Functions accommodated in the building include retail enterprises such as the bookstore, tech store, cafe and copy shop as well as an ample recreation/multipurpose room dedicated to student activities. A large visitors center serves as the primary greeting and orientation point for prospective students, families and others coming to the campus from outside the university community.

Because the building sits in a position on the campus where many people pass through on their way from parking to the main mall, a long concourse with generous clerestory light has been created to celebrate that movement. Entries to all major functions open off the concourse and are marked by strong color that contrasts with the black/white/grey palette of the rest of the building. Steel struts act as structural bracing, dancing irregularly across the tall space and emphasizing its role as a place for circulation.

Large scale campus events ranging from chess tournaments to recognition ceremonies to the main reception following graduation will be held in the open indoor/outdoor room that flanks the north side of the concourse.

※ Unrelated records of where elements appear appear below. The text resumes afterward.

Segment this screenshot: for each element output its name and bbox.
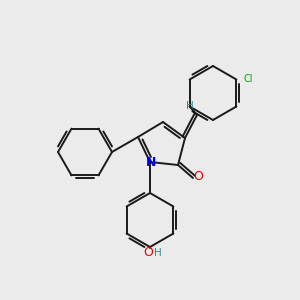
Text: O: O xyxy=(143,247,153,260)
Text: H: H xyxy=(154,248,162,258)
Text: N: N xyxy=(146,157,156,169)
Text: H: H xyxy=(186,101,194,111)
Text: Cl: Cl xyxy=(243,74,253,85)
Text: O: O xyxy=(193,169,203,182)
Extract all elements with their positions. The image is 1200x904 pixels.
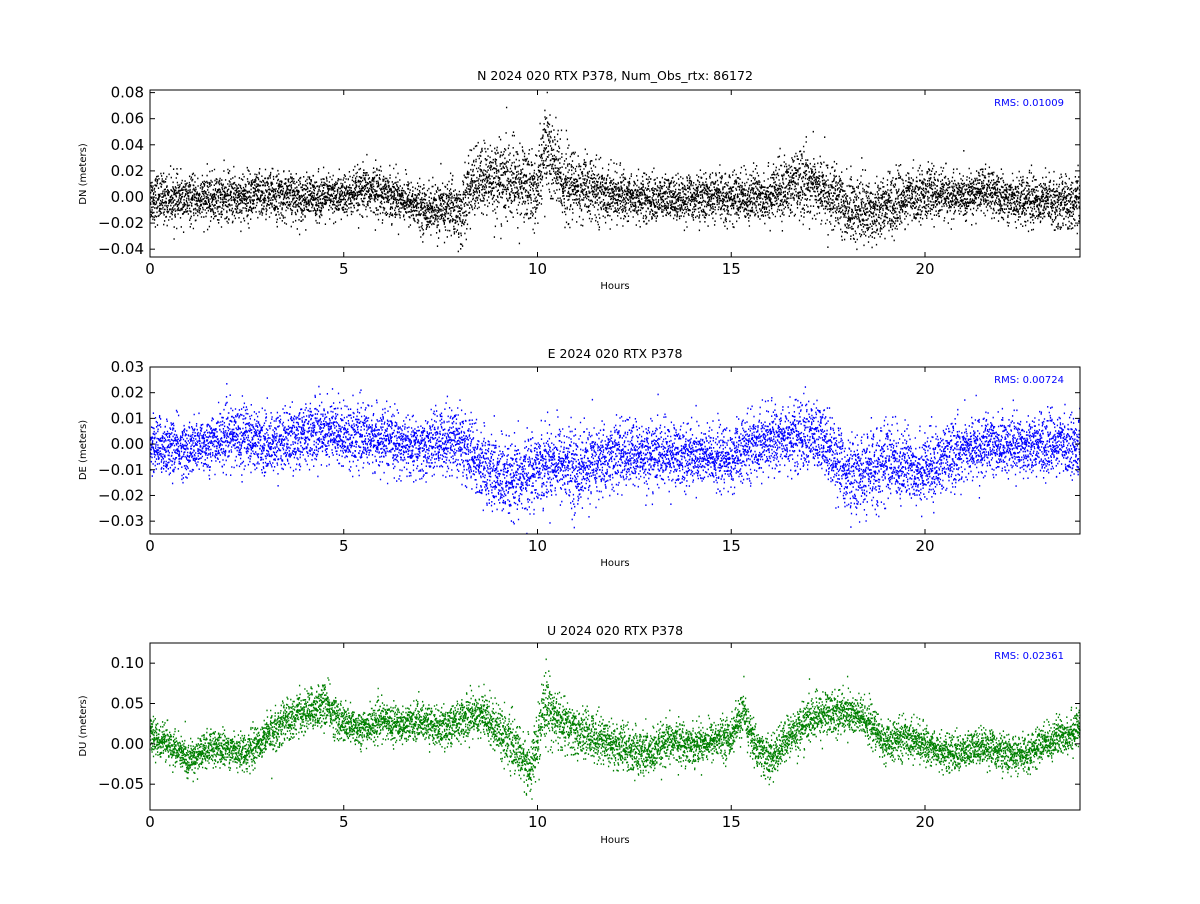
y-tick-label: −0.03 xyxy=(98,512,144,530)
y-axis-label: DN (meters) xyxy=(78,143,89,205)
y-tick-label: 0.04 xyxy=(111,136,144,154)
x-tick-label: 20 xyxy=(915,537,934,555)
y-tick-label: 0.00 xyxy=(111,435,144,453)
x-tick-label: 5 xyxy=(339,260,349,278)
y-axis-label: DU (meters) xyxy=(78,695,89,756)
y-tick-label: −0.02 xyxy=(98,486,144,504)
x-tick-label: 20 xyxy=(915,813,934,831)
y-axis-label: DE (meters) xyxy=(78,420,89,480)
y-tick-label: 0.05 xyxy=(111,695,144,713)
x-axis-label: Hours xyxy=(600,281,629,292)
x-tick-label: 15 xyxy=(722,813,741,831)
x-axis-label: Hours xyxy=(600,558,629,569)
x-axis-label: Hours xyxy=(600,835,629,846)
panel-du: U 2024 020 RTX P378 Hours DU (meters) RM… xyxy=(78,623,1081,846)
rms-annotation: RMS: 0.00724 xyxy=(994,375,1064,386)
plot-frame xyxy=(149,642,1081,811)
panel-title: U 2024 020 RTX P378 xyxy=(547,623,683,638)
x-tick-label: 15 xyxy=(722,537,741,555)
x-tick-label: 0 xyxy=(145,537,155,555)
x-tick-label: 15 xyxy=(722,260,741,278)
x-tick-label: 10 xyxy=(528,813,547,831)
y-tick-label: −0.01 xyxy=(98,461,144,479)
panel-title: N 2024 020 RTX P378, Num_Obs_rtx: 86172 xyxy=(477,68,753,83)
data-points xyxy=(149,658,1081,800)
data-point-cloud xyxy=(149,91,1081,253)
y-tick-label: 0.03 xyxy=(111,358,144,376)
x-tick-label: 0 xyxy=(145,813,155,831)
x-tick-label: 10 xyxy=(528,260,547,278)
y-tick-label: 0.02 xyxy=(111,162,144,180)
rms-annotation: RMS: 0.02361 xyxy=(994,651,1064,662)
y-tick-label: −0.04 xyxy=(98,240,144,258)
axis-ticks: 0 5 10 15 20 −0.05 0.00 0.05 0.10 xyxy=(98,643,1080,831)
data-point-cloud xyxy=(149,383,1081,535)
y-tick-label: 0.10 xyxy=(111,654,144,672)
y-tick-label: 0.00 xyxy=(111,188,144,206)
y-tick-label: 0.02 xyxy=(111,384,144,402)
panel-dn: N 2024 020 RTX P378, Num_Obs_rtx: 86172 … xyxy=(78,68,1081,292)
data-points xyxy=(149,383,1081,535)
y-tick-label: −0.02 xyxy=(98,214,144,232)
x-tick-label: 5 xyxy=(339,813,349,831)
x-tick-label: 10 xyxy=(528,537,547,555)
x-tick-label: 5 xyxy=(339,537,349,555)
axis-ticks: 0 5 10 15 20 −0.04 −0.02 0.00 0.02 0.04 0.06 0.08 xyxy=(98,84,1080,278)
data-points xyxy=(149,91,1081,253)
plot-frame xyxy=(149,89,1081,258)
y-tick-label: 0.08 xyxy=(111,84,144,102)
y-tick-label: −0.05 xyxy=(98,775,144,793)
x-tick-label: 0 xyxy=(145,260,155,278)
plot-frame xyxy=(149,366,1081,535)
x-tick-label: 20 xyxy=(915,260,934,278)
axis-ticks: 0 5 10 15 20 −0.03 −0.02 −0.01 0.00 0.01 0.02 0.03 xyxy=(98,358,1080,555)
y-tick-label: 0.01 xyxy=(111,409,144,427)
rms-annotation: RMS: 0.01009 xyxy=(994,98,1064,109)
y-tick-label: 0.00 xyxy=(111,735,144,753)
panel-title: E 2024 020 RTX P378 xyxy=(548,346,683,361)
y-tick-label: 0.06 xyxy=(111,110,144,128)
panel-de: E 2024 020 RTX P378 Hours DE (meters) RM… xyxy=(78,346,1081,569)
data-point-cloud xyxy=(149,658,1081,800)
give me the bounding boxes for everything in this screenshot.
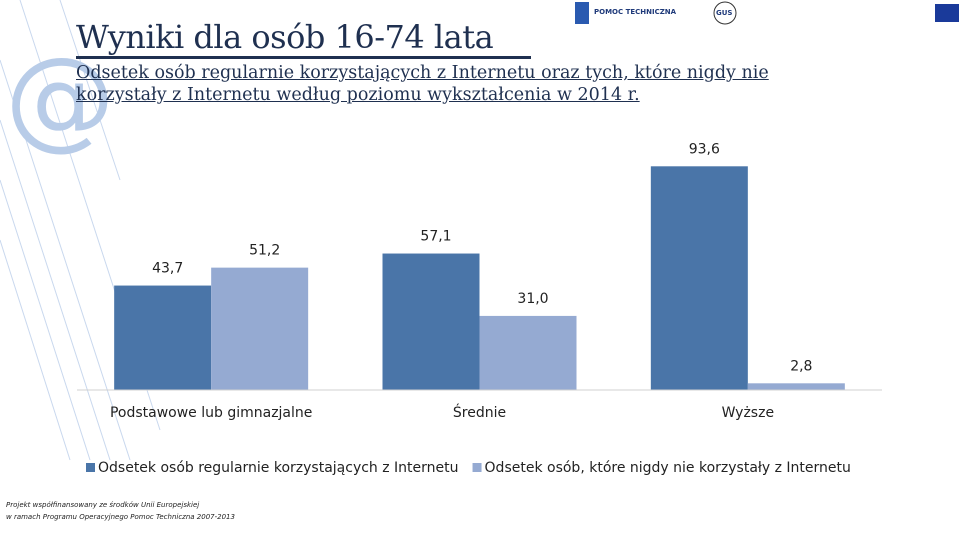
eu-flag xyxy=(935,4,959,22)
value-label: 57,1 xyxy=(420,229,451,245)
legend-label: Odsetek osób, które nigdy nie korzystały… xyxy=(485,460,851,476)
x-tick-label: Wyższe xyxy=(722,405,775,421)
logo-text: GUS xyxy=(716,9,733,17)
gus-logo-mark xyxy=(713,1,737,25)
footer-line: Projekt współfinansowany ze środków Unii… xyxy=(6,501,200,509)
footer-line: w ramach Programu Operacyjnego Pomoc Tec… xyxy=(6,513,235,521)
bar xyxy=(747,383,845,390)
bar xyxy=(114,285,212,390)
value-label: 2,8 xyxy=(790,358,812,374)
value-label: 93,6 xyxy=(689,141,720,157)
legend-marker xyxy=(472,463,482,472)
subtitle: Odsetek osób regularnie korzystających z… xyxy=(76,63,769,105)
x-tick-label: Średnie xyxy=(453,403,506,421)
legend-marker xyxy=(86,463,95,472)
value-label: 31,0 xyxy=(517,291,548,307)
value-label: 51,2 xyxy=(249,243,280,259)
bar xyxy=(479,315,577,390)
bar xyxy=(211,267,309,390)
bar xyxy=(382,253,480,390)
bar xyxy=(650,166,748,390)
pt-logo-mark xyxy=(575,2,589,24)
logo-text: POMOC TECHNICZNA xyxy=(594,8,677,16)
x-tick-label: Podstawowe lub gimnazjalne xyxy=(110,405,312,421)
at-symbol: @ xyxy=(5,33,115,161)
title: Wyniki dla osób 16-74 lata xyxy=(76,18,531,59)
legend-label: Odsetek osób regularnie korzystających z… xyxy=(98,460,459,476)
value-label: 43,7 xyxy=(152,261,183,277)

Linked as well to the adjacent recreational sports center, this large informal space can accommodate up to 2000 people and provides a much needed nexus for a campus that does not have other gathering spaces like a stadium or concert hall.

Both in terms of its functions and its key location the new Visitor Center and University Bookstore plays a transformative role on the UT Dallas campus. It creates a fresh new image for the campus in concert with the Peter Walker landscape plan, and it provides much needed spaces for enhanced student life.

To aid with the ventilation within the rotunda, a 20-foot diameter PowerfoilX fan from the Big Ass Fan Company was installed. Unlike small, high velocity fans, Big Ass Fans circulate a large volume of air providing the necessary cooling to make occupants feel up to 10 F cooler, offering the evaporative cooling effect required for comfort. Considering the nature of the space, quiet operation was imperative. Onboard controls have eliminated excessive distance between the motor and the variable speed drive VSD, thus significantly reducing any audible noise caused by output transistor switching on other fan systems.

Effective air movement doesnt occur simply through fan rotation alone. The type of blades or airfoils and the angle at which the airfoils are placed play an important role. With 10 moderately pitched aerodynamic airfoils, efficient air movement is achieved without incurring excessive drag, allowing for a much smaller, energy-efficient motor. To further enhance the efficiency of the airfoils, winglets are added at the tips to help eliminate wing-tip vortices that can induce drag and lower overall efficiency of the airfoils. Along with providing comfort within the space, Lindsey Brigati, AIA with Page Southerland Page LLP, says its also a means to draw your eye and to draw movement into the building, adding to the overall ambiance of the rotunda.